İnsanlığın dünyası, günümüzde, küresel teknoloji rekabetlerine, yeni soğuk savaşın istikrarsızlaştırıcı etkilerine, insanlığı, insanlıktan çıkarmaya çalışan teknolojik gelişmelere, dijital geleceğin ve yapay zeka çağının baskılarına maruz kalıyor. Özellikle, İslam toplumlarında genç kuşaklar, bugün, bütünüyle kültüre savaşlarının, teknolojik savaşların tutsakları haline gelmiş bulunuyor. Konformist kültür ve konformist din algısı, Müslüman zihinleri düşünemez ve içerik üretemez bir meskenete mahkûm ettiği için, sözünü ettiğimiz tutsaklık durumu aşılamıyor, tutsaklık durumunun aşılabilmesi için herhangi bir entelektüel özgürlük mücadelesi üzerinde hiçbir çalışma yapılmıyor. İslam dünyası toplumlarında, Müslüman zihin, yerli-milli sınırlara, etnik ve mezhepçi patolojilere, geleneğe, göreneğe kapatılmamış olsaydı; bugün, paramparça olan İslami bütünlüğün kültürün ve bilincin yeniden nasıl inşa edilebileceğini konuşuyor olabilecekti. Yerli-milli sınırlara, etnik-mezhepçi patolojilere kapatılan Müslüman zihin, bugün, evrensel anlamda içerik üretemiyor, çözümleme üretemiyor, yorum ve eleştiri üretemiyor, öneri üretemiyor. Bugün, genç kuşaklar, bir yanda dijital sömürgecilik tarafından şeyleştirilir, nesneleştirilir, hiçleştirilirken; bir diğer tarafta da yerli-milli duygusal hamaset sömürgeciliği tarafından şeyleştiriliyor, nesneleştiriliyor, hiçleştiriliyor. Böylece genç kuşakların kimlik ve kişilikleri yok ediliyor. Genç kuşakların neye inandıkları değil, nerede, hangi yönde, hangi amaçlar doğrultusunda kullanıldıkları önem kazanıyor.
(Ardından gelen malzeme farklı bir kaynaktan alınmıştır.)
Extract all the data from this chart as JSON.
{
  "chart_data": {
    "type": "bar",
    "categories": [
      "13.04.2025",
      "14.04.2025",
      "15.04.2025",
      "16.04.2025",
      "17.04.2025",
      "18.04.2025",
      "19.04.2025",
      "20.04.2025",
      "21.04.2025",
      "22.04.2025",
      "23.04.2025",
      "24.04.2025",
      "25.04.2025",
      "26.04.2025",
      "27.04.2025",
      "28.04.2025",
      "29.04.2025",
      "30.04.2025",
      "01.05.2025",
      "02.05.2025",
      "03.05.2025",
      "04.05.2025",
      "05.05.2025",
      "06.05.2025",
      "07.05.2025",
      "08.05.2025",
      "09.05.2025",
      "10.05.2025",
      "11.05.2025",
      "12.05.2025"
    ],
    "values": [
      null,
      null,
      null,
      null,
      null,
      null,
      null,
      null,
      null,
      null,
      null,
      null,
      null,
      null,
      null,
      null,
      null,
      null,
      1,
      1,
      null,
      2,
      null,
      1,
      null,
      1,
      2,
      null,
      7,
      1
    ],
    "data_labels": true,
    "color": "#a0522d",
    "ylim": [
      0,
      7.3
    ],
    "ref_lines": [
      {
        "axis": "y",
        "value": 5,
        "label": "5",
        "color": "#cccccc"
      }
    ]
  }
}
Hakikat sonrası zamanlarda duygusal sömürgecilik, hamaset sömürgeciliği bütün nesnel gerçekleri geçersiz kılabiliyor. Her kabile, her hizip, her parti, her iktidar kendine özgü bir gerçeklik icat ediyor, bu gerçekliğe dokunulmazlık kazandırabiliyor. Bu gerçekliğe, İslam araçsallaştırılarak dokunulmazlık kazandırılıyor. Böyle bir iklimde, çıkarlara hizmet eden din, dil, tarih, siyaset, bilim makbul sayılıyor. Bütün değerlerin, iktidar çıkar ve ayrıcalıklarına, ihtiraslarına göre tanımlandığı, kirli propaganda savaşlarının, ahlaki yıkım ve yenilgiler pahasına sürdürülebildiği toplumlarda bütün anlam-erdem ve bilgeliklerin büyük bir çöküş içerisinde olduğunu görmek, anlamak gerekir. Bugün, İslam toplumlarının, çığır açıcı entelektüel çalışmalarla, bütün İslami anlam, erdem ve bilgelikleri her tür araçsallaştırma ve istismar politikalarından kurtararak/arındırarak, içeriklendirecek, anlamlandıracak kadrolara ihtiyacı var.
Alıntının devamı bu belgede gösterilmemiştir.